L’ouvrage est également un réel motif de satisfaction pour les partenaires techniques et financiers. À l’instar de la Banque africaine de développement et l’Union européenne. «Le Projet d’un coût de 21 132 005 805 FCFA hors taxes, a en effet été financé par un prêt de la Bad octroyé aux deux pays. Il comporte également des travaux d’infrastructures sociales et économiques (Centres de santé, salles de classes hangars du marché d’Ekok, magasins de stockage entre autres…) d’un montant de 9 milliards FCFA, financés par un don de l’Union européenne en faveur du Cameroun».

Le communiqué de la Commission de la CEEAC rappelle aussi que «cet ouvrage est l’une des articulations du Programme de Facilitation des transports sur le corridor Bamenda-Mamfe- Ekok-Mfum Abakiliki Enugu long de 238 km.
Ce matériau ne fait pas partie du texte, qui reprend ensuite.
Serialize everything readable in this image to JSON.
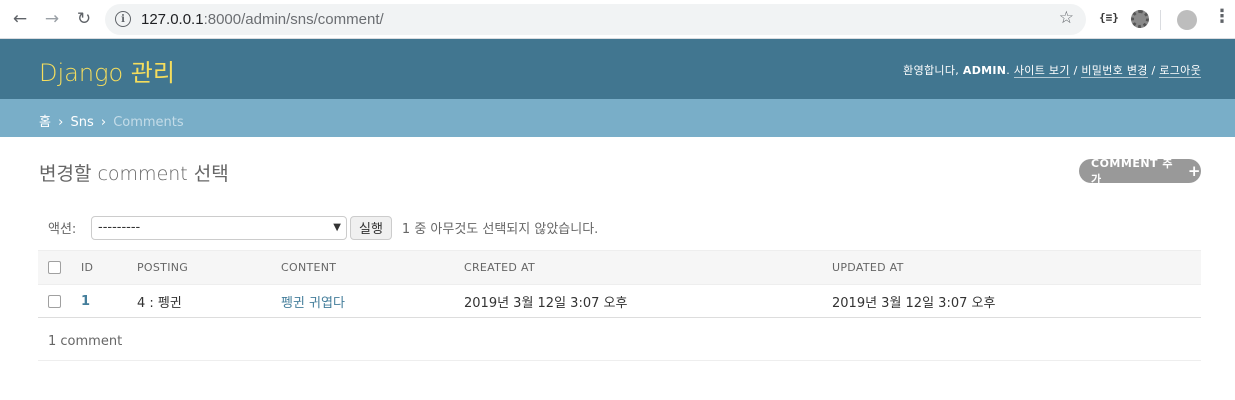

Conformément aux Accords signés, la CEDEAO assurait la supervision et la coordination du projet en collaboration avec la CEEAC. Les deux Communautés étaient assistées par un Comité Technique Mixte composé des Experts des deux pays». Le pont sur la Cross river se situe par ailleurs dans le prolongement du règlement pacifique du conflit frontalier de Bakassi. Une raison supplémentaire pour le garder en bon état.